As questões levantadas por “Molloy” são de facto muito
interessantes e Beckett é muito eficaz na forma como as traz até nós. Mas os
méritos do livro ficam-se por aí, na minha opinião. “Molloy” é um livro
difícil. Acompanhar as deambulações mentais de Molloy torna-se num verdadeiro
suplício. Tentar acompanhar a sua linha de raciocínio é um desafio por vezes
absolutamente perdido à partida, porque não é suposto uma pessoa perturbada ter
uma linha de raciocínio coerente, mas também não é suposto um leitor
deliciar-se com várias páginas sobre a organização nos bolsos de pedras para chupar. Beckett cometeu na minha opinião o pecado de confundir o livro com as
personagens, e a desorientação das personagens torna-se numa leitura frustrante.

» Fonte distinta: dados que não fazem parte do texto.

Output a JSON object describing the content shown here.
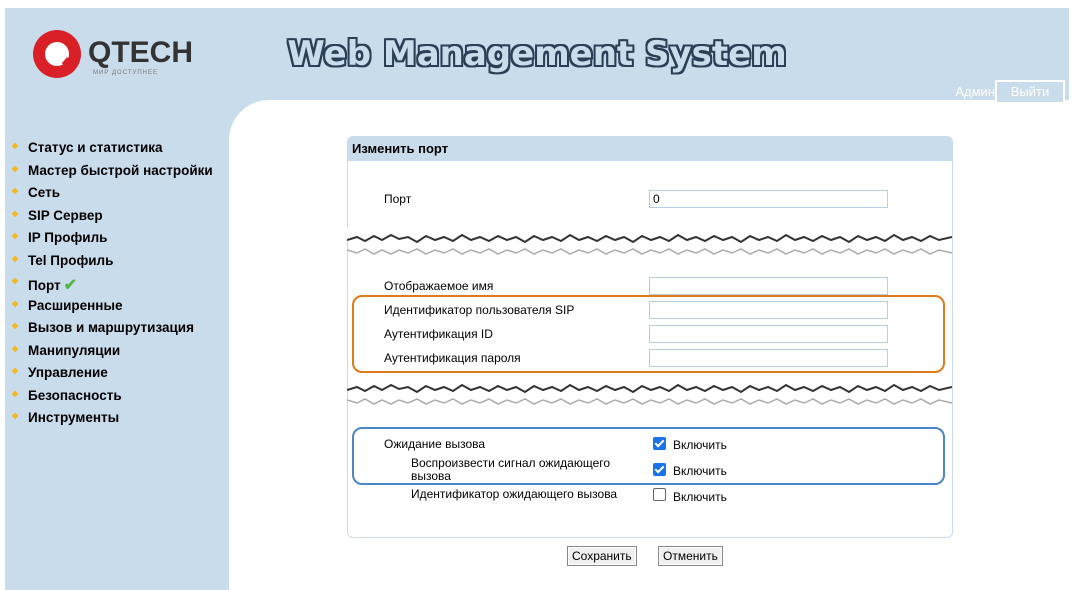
{
  "header": {
    "brand": "QTECH",
    "brand_tagline": "МИР ДОСТУПНЕЕ",
    "title": "Web Management System",
    "user": "Админ",
    "logout_label": "Выйти",
    "background_color": "#c9dcec"
  },
  "sidebar": {
    "items": [
      {
        "label": "Статус и статистика"
      },
      {
        "label": "Мастер быстрой настройки"
      },
      {
        "label": "Сеть"
      },
      {
        "label": "SIP Сервер"
      },
      {
        "label": "IP Профиль"
      },
      {
        "label": "Tel Профиль"
      },
      {
        "label": "Порт",
        "active": true,
        "icon": "checkmark-icon"
      },
      {
        "label": "Расширенные"
      },
      {
        "label": "Вызов и маршрутизация"
      },
      {
        "label": "Манипуляции"
      },
      {
        "label": "Управление"
      },
      {
        "label": "Безопасность"
      },
      {
        "label": "Инструменты"
      }
    ]
  },
  "panel": {
    "title": "Изменить порт",
    "fields": {
      "port": {
        "label": "Порт",
        "value": "0"
      },
      "display_name": {
        "label": "Отображаемое имя",
        "value": ""
      },
      "sip_user_id": {
        "label": "Идентификатор пользователя SIP",
        "value": ""
      },
      "auth_id": {
        "label": "Аутентификация ID",
        "value": ""
      },
      "auth_password": {
        "label": "Аутентификация пароля",
        "value": ""
      }
    },
    "options": {
      "call_waiting": {
        "label": "Ожидание вызова",
        "checkbox_label": "Включить",
        "checked": true
      },
      "play_call_waiting_tone": {
        "label": "Воспроизвести сигнал ожидающего вызова",
        "checkbox_label": "Включить",
        "checked": true
      },
      "call_waiting_caller_id": {
        "label": "Идентификатор ожидающего вызова",
        "checkbox_label": "Включить",
        "checked": false
      }
    }
  },
  "actions": {
    "save_label": "Сохранить",
    "cancel_label": "Отменить"
  },
  "highlights": {
    "orange": "#e07b1a",
    "blue": "#4a86c8"
  }
}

Ironicamente, o que confere a “Molloy” os seus méritos
literários é o que o afasta do leitor. Correndo o risco de deixar alguns fãs de
Beckett enfurecidos, “Molloy” parece-me mais um exercício intelectual, muito
focado na forma, do que uma obra literária. Reconheço-lhe o valor mas não
gostei da experiência, nem recomendo a leitura. Continuarei em breve com a leitura dos restantes livros da trilogia. Desejem-me sorte!
Classificação: 10/20
Eu já assumira que não era um romance fácil, ao contrário da escrita, mas gostei de Molloy, apesar de não ter ficado na lista dos meus predilectos.